Week One: Newness & False Guilt

Starting school on Wednesday, we completed our first official week of home education, In a week of broken down AC, a mild tropical storm, a trip to the ER for my broken toes and the teacher oversleeping twice due to pain meds, we managed about 17 hours of learning. I confess feeling much guilt on Wednesday while watching other children skip to the bus stop with their new backpacks and lunch bags.  After three days, I have concluded that it is that false mother’s guilt, because I know our choice was made with much diligence and right motive. It is a new lifestyle for all of us and will take time to adjust. Lars and I both are getting over the sense that we must be doing something very very wrong, possibly breaking the law and even waiting for a knock on the door from his former first grade teacher!

Benjamin did his yearly commissioning of Lars at breakfast yesterday, by anointing him with oil and praying over him to set him apart for the task of learning and the completion of second grade. They both take this ceremony very seriously, with Lars understanding the great joy and holiness involved in the discipline of study. 

All in all, I was startled and pleased with the ease of our days and the eagerness of my little disciples.  We are using the curriculum that has arrived at this point and daily covered grammar, writing, reading, history, bible and logic. 

I am able to assess that last year, though writing essays and such was the big thrust of Lars’ class, there were many foundational concepts to writing/grammar/penmanship that he did and does not have nailed down.  Rather than rushing through these, I can take time to teach him how to diagram a sentence, form a complete thought aloud and then translate that into written form with greater skill.  I appreciate that I do not have to rush to the next thing until I am certain he has mastered the first thing. As far as his handwriting, goodness if left to his own devices, it is awful!  I hope by the end of the year the boy who has a comprehension level for things beyond his years can master the neat formation of the English alphabet on his own!

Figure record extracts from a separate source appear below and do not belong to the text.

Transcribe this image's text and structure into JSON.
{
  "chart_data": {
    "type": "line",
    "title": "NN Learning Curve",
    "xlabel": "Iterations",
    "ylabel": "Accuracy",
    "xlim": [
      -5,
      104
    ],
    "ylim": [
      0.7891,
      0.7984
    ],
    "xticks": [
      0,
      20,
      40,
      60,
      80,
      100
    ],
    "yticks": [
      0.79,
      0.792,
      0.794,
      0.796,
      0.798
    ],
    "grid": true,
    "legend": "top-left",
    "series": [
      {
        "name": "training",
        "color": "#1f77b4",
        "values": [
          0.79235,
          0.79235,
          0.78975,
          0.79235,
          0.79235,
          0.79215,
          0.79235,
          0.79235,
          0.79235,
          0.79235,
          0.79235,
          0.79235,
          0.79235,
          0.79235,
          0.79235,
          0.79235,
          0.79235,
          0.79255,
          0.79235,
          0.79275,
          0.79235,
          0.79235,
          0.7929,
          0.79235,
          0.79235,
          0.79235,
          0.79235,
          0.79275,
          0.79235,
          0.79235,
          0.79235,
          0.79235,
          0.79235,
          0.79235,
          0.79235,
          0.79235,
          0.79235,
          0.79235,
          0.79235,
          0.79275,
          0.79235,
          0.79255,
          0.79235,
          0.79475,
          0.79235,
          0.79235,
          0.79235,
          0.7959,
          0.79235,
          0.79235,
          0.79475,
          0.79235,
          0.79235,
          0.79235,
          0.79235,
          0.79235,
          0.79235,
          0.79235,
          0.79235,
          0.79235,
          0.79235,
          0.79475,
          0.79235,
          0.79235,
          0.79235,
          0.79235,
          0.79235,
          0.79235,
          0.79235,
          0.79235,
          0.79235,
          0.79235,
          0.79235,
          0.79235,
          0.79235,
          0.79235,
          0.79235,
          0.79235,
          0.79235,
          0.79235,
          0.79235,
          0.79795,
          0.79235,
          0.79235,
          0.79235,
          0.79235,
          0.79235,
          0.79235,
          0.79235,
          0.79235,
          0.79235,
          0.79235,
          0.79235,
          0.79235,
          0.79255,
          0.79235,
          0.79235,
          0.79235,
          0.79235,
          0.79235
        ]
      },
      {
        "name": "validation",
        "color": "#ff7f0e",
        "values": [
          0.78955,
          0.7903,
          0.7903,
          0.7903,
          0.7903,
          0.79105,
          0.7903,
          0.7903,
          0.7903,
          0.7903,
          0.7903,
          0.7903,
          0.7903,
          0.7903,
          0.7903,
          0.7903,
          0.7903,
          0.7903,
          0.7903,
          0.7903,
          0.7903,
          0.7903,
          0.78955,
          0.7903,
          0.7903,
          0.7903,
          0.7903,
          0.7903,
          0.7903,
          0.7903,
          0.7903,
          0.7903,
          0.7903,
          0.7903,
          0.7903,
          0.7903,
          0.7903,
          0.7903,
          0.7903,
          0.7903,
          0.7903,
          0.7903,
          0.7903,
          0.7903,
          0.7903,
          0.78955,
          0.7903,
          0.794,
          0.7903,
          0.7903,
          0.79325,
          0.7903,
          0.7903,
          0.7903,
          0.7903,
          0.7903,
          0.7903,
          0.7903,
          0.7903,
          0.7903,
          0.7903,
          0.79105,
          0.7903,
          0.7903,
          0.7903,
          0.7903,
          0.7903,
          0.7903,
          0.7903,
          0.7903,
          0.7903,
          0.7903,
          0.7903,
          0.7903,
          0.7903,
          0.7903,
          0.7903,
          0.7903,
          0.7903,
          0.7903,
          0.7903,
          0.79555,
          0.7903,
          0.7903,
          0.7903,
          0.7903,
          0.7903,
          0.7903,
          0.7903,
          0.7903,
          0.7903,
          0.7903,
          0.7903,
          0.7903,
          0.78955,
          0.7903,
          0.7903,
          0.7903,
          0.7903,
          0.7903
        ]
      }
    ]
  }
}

By Friday night he was leaping around the room after dinner to show Benjamin his work from the week and recite his poetry and facts.  He took out his history notebook full of drawings, maps and two completed tests and retold what he had learned about nomads, the first agricultural tools, the fertile crescent, the location of the Tigris, Euphrates and Nile Rivers, and the early culture of Egypt.  He then took out his writing/grammar notebook and explained the definitions of common and proper nouns, verbs and correct sentence structure.  He displayed his poetry copywork and went on to show Benjamin his bible workbook and quiz him on creation aspects of the trinity, the meaning of the latin word “ex nihlio” and the Hebrew meaning behind “Elohim”.  In working with him through the details of God’s story I am well aware that I am not preparing my son for a test about God but a relationship with Him.  Seeing my son sit back in his chair after reading the lesson aloud to stare at the ceiling in wonderment of God, is priceless. 

Anders did well on learning triangles and rectangles, more colors, cutting and pasting, how to string beads, work through puzzles and learned about Jonah and his attitude. Several times I heard him talking to himself muttering in his broken speech, “I no whine and pine and mumble and grumble like Jonah, I obey with sweet mouth.” Amazingly enough, when the boys are fully engaged in learning there is great peace and contentment thick in the air. And somehow more is accomplished in the day such as housework and paperwork and my own personal time for work than I ever imagined.  We are still getting the routine down, it still is a little speed-bumpsish, but all in all, it is good.